Rheinberg: Adolf Dormann - Der Herr der Königsvögel
Beim Vogelschuss ermitteln die Schützen ihre Majestäten. Adolf Dormann schnitzt die entsprechenden Adler.
Rheinberg. Zum Mann mit den Vögeln führt ein Weg voller Kaninchen. Hoppelnd flüchten sie ins Feld, wenn ein Auto die schmale Schotterpiste entlangfährt. Am Ende der Zufahrt liegt ein alter Bauernhof. Hier, in Rheinberg-Alpsray, baut Adolf Dormann hölzerne Adler, die nur eine Bestimmung haben: zu fallen.
"Ich war Anfang der 80er Jahre mal zu einem Vogelschießen eingeladen worden", beginnt der 65-Jährige die Geschichte einer Leidenschaft. Er erlebt, wie Schuss um Schuss abgegeben wird, ohne dass am Ziel starke Beschädigungen zu erkennen sind: "Der Vogel ist schlecht kaputt gegangen, weil er so hart war." Spontan bietet der Gast dem örtlichen Schießmeister fürs nächste Jahr seine Unterstützung an - "und schon war ich drin", sagt Dormann und lacht vergnügt.
Der frischgebackene Vogel-Konstrukteur macht sich zunächst auf die Suche nach einer geeigneten Vorlage. "Den ersten Vogel habe ich vom 5-Mark-Stück vergrößert, aber das Ergebnis gefiel mir nicht so", erinnert sich der schlanke Mann in der blauen Latzhose und dem verwaschenen Arbeits-Shirt. "Da habe ich den vom 100-Mark-Schein genommen." Und bei diesem imposanten Bundesadler bleibt er.
In der eigens dafür eingerichteten Werkstatt lagert er Bretter aus "Tanne/Fichte", wie sie im Gerüstbau benutzt werden: 4,50 Meter lang, 28Zentimeter breit, 4,50 Zentimeter dick. Mit Schablone, Hobel und Bandsäge werden daraus Rümpfe mit Schwanz und Kopf, Krallenfüße und Schwingen - Spannweite: 90 Zentimeter. Das braune Federkleid entsteht durch die Hitze einer Schleifmaschine.

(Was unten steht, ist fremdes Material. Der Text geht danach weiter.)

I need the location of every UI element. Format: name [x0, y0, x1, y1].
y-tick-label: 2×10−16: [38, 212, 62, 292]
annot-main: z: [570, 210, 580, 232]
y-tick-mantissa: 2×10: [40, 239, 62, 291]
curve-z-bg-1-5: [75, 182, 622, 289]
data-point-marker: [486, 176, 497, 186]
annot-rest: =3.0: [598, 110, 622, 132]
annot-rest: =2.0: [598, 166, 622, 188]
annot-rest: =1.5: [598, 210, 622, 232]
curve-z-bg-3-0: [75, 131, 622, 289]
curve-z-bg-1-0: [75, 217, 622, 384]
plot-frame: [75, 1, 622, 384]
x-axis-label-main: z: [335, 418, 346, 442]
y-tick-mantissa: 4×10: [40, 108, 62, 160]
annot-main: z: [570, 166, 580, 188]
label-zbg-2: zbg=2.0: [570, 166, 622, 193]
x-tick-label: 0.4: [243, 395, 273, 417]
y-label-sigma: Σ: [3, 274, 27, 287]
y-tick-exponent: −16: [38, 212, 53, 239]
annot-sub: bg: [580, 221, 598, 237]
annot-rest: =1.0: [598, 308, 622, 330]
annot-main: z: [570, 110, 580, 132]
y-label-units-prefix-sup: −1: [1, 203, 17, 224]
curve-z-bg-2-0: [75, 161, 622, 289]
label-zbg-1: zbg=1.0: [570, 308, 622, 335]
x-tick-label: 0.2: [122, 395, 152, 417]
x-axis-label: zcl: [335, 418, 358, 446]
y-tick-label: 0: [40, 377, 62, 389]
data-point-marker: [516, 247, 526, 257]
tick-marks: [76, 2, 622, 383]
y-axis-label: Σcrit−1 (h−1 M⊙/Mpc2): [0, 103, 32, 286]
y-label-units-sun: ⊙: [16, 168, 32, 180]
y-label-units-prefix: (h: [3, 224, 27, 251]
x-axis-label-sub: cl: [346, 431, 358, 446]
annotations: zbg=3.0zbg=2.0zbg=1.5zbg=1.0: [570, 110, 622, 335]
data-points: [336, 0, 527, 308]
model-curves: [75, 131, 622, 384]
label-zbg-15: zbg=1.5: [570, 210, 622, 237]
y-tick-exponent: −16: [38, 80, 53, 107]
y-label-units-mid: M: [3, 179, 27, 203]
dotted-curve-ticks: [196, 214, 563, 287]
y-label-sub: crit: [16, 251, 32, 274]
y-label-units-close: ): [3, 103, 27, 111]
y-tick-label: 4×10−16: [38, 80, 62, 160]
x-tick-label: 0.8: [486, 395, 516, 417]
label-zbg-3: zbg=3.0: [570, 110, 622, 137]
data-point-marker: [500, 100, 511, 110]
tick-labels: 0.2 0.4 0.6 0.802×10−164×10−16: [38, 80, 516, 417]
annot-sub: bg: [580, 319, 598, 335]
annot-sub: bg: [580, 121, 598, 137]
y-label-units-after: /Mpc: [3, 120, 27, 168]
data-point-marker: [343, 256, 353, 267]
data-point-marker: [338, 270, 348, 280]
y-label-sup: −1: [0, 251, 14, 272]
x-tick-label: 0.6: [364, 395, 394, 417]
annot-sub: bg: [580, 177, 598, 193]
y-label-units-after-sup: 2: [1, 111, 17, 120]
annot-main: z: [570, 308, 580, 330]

Aus der vermeintlich einmaligen Schützenhilfe wird ein Vierteljahrhundert im Dienste vieler Majestäten in spe. Der gelernte Schlosser aus Kamp-Lintfort - früher auf der Zeche tätig -, sägt, feilt und schraubt unter anderem für das Bezirksschießen in Mönchengladbach und seinen Heimatverein, die St. Bernhardus-Bruderschaft Rossenray von 1296. Er liefert Vögel nach Hennef bei Bonn, Mayen in der Eifel und über die nahe Grenze in die Niederlande. Zum Thema Entgelt sagt Dormann: "Es lohnt sich nicht, dass man darüber spricht." Es sei einfach ein Hobby.

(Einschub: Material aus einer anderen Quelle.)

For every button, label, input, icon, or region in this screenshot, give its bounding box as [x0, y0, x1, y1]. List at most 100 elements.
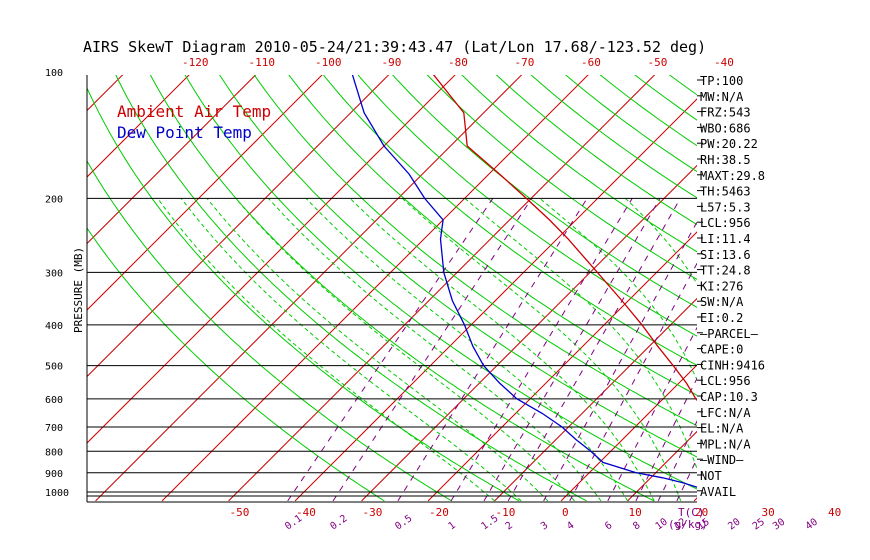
mixing-ratio-line	[287, 198, 494, 502]
dry-adiabat-line	[789, 63, 870, 501]
pressure-tick-label: 300	[45, 268, 63, 279]
moist-adiabat-line	[206, 198, 549, 502]
dry-adiabat-line	[184, 75, 697, 490]
pressure-tick-label: 900	[45, 469, 63, 480]
side-panel-item: KI:276	[700, 279, 743, 293]
bottom-temp-tick-label: 30	[762, 506, 775, 519]
mixing-ratio-tick-label: 6	[603, 520, 614, 532]
moist-adiabat-line	[180, 198, 522, 502]
moist-adiabat-line	[305, 198, 629, 502]
temperature-profile-line	[432, 75, 697, 402]
bottom-temp-tick-label: -20	[429, 506, 449, 519]
side-panel-item: LCL:956	[700, 216, 751, 230]
dry-adiabat-line	[668, 75, 697, 96]
top-temp-tick-label: -100	[315, 56, 342, 69]
bottom-temp-tick-label: -30	[363, 506, 383, 519]
moist-adiabat-line	[840, 198, 846, 501]
pressure-tick-label: 600	[45, 395, 63, 406]
isotherm-line	[294, 98, 697, 502]
mixing-ratio-unit-label: (g/kg)	[668, 518, 708, 531]
bottom-temp-tick-label: 10	[629, 506, 642, 519]
mixing-ratio-tick-label: 40	[804, 517, 820, 533]
dry-adiabat-line	[495, 75, 697, 226]
side-panel-item: TH:5463	[700, 185, 751, 199]
side-panel-item: MAXT:29.8	[700, 169, 765, 183]
dry-adiabat-line	[392, 75, 697, 309]
mixing-ratio-line	[607, 326, 697, 502]
isotherm-line	[87, 75, 257, 245]
mixing-ratio-line	[755, 198, 870, 500]
mixing-ratio-line	[569, 262, 697, 502]
side-panel-item: TP:100	[700, 74, 743, 88]
top-temp-tick-label: -40	[714, 56, 734, 69]
isotherm-line	[87, 75, 456, 444]
side-panel-item: MPL:N/A	[700, 437, 751, 451]
moist-adiabat-line	[539, 198, 697, 382]
side-panel-item: —WIND—	[700, 453, 744, 467]
side-panel-item: AVAIL	[700, 485, 736, 499]
side-panel-item: CAPE:0	[700, 343, 743, 357]
isotherm-line	[0, 63, 68, 501]
top-temp-tick-label: -80	[448, 56, 468, 69]
bottom-temp-tick-label: 20	[695, 506, 708, 519]
legend-temp: Ambient Air Temp	[117, 102, 271, 121]
mixing-ratio-line	[507, 198, 681, 502]
side-panel-item: SW:N/A	[700, 295, 744, 309]
top-temp-tick-label: -60	[581, 56, 601, 69]
dry-adiabat-line	[87, 160, 452, 502]
mixing-ratio-line	[731, 198, 865, 500]
mixing-ratio-tick-label: 4	[565, 520, 576, 532]
side-panel-item: RH:38.5	[700, 153, 751, 167]
mixing-ratio-line	[397, 198, 588, 502]
side-panel-item: CINH:9416	[700, 358, 765, 372]
moist-adiabat-line	[157, 198, 495, 502]
mixing-ratio-line	[483, 198, 661, 502]
isotherm-line	[827, 63, 870, 501]
dry-adiabat-line	[253, 75, 697, 427]
bottom-temp-tick-label: 0	[562, 506, 569, 519]
pressure-tick-label: 500	[45, 362, 63, 373]
x-axis-label: T(C)	[678, 506, 705, 519]
side-panel-item: PW:20.22	[700, 137, 758, 151]
dry-adiabat-line	[357, 75, 697, 337]
side-panel-item: LFC:N/A	[700, 406, 751, 420]
mixing-ratio-tick-label: 0.5	[393, 513, 414, 532]
side-panel-item: NOT	[700, 469, 722, 483]
moist-adiabat-line	[268, 198, 602, 502]
dry-adiabat-line	[857, 63, 870, 501]
dry-adiabat-line	[149, 75, 655, 502]
mixing-ratio-tick-label: 1	[446, 520, 457, 532]
dry-adiabat-line	[823, 63, 870, 501]
isobar-lines	[86, 75, 697, 503]
pressure-tick-label: 200	[45, 194, 63, 205]
dry-adiabat-line	[461, 75, 697, 253]
mixing-ratio-line	[776, 198, 870, 500]
profile-lines	[351, 75, 697, 488]
dry-adiabat-line	[87, 227, 385, 502]
mixing-ratio-line	[450, 198, 633, 502]
mixing-ratio-line	[543, 221, 697, 502]
moist-adiabat-line	[349, 198, 655, 502]
isotherm-line	[87, 75, 390, 378]
mixing-ratio-tick-label: 20	[726, 517, 742, 533]
mixing-ratio-line	[808, 198, 870, 500]
side-panel-item: MW:N/A	[700, 90, 744, 104]
top-temp-tick-label: -90	[382, 56, 402, 69]
side-panel-item: EL:N/A	[700, 422, 744, 436]
isotherm-line	[761, 63, 870, 501]
dry-adiabat-line	[322, 75, 697, 366]
mixing-ratio-line	[332, 198, 533, 502]
chart-title: AIRS SkewT Diagram 2010-05-24/21:39:43.4…	[83, 38, 706, 56]
isotherm-line	[494, 297, 697, 502]
isotherm-line	[228, 75, 656, 502]
isotherm-line	[427, 231, 697, 502]
grid-layer	[0, 63, 870, 502]
side-panel-item: CAP:10.3	[700, 390, 758, 404]
side-panel-item: WBO:686	[700, 121, 751, 135]
side-panel-item: EI:0.2	[700, 311, 743, 325]
dry-adiabat-line	[426, 75, 697, 280]
bottom-temp-tick-label: -40	[296, 506, 316, 519]
side-panel-item: TT:24.8	[700, 264, 751, 278]
mixing-ratio-tick-label: 0.2	[328, 513, 349, 532]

Der persönliche Rekord liegt bei 22 handgemachten Zielen im Jahr. Mittlerweile sind es allerdings nur noch sechs, der Rentner will in Sachen Holz-Vögel kürzer treten. Wie viele er insgesamt gebaut hat, kann er nicht mehr sagen. Dafür erzählt er von seinem ungewöhnlichsten Auftrag: Bei einem "Schießen für Jedermann" sei auf das berühmte Moorhuhn aus dem gleichnamigen Computerspiel angelegt worden. Den königlichen Adler hätten die Schützen dafür nicht hergeben wollen: "Der gehört uns."
Fünf Stunden müssen für eine normale Anfertigung eingerechnet werden, am Boden sammeln sich dann zentimeterhoch die Holzabfälle. Auch Adolf Dormann selbst ist von einer feinen Staubschicht bedeckt. Nur der Ehering glänzt am Finger. Was sagt eigentlich Ihre Frau zu der ganzen Geschichte, Herr Dormann? Die Antwort kommt mit einem Lächeln: "Sie hat sich mit dem Hobby abgefunden."
Dabei hat sicher geholfen, dass die Begeisterung für das Schützenwesen bei dem Paar nicht etwa einseitig verteilt ist: Während Adolf Dormann auf einen Titel als Bundeskönig verweisen kann, ist seine Frau als Renate I. in die Geschichte der Stadt Kamp-Lintfort eingegangen: Sie hat als erste Frau den Vogel abgeschossen.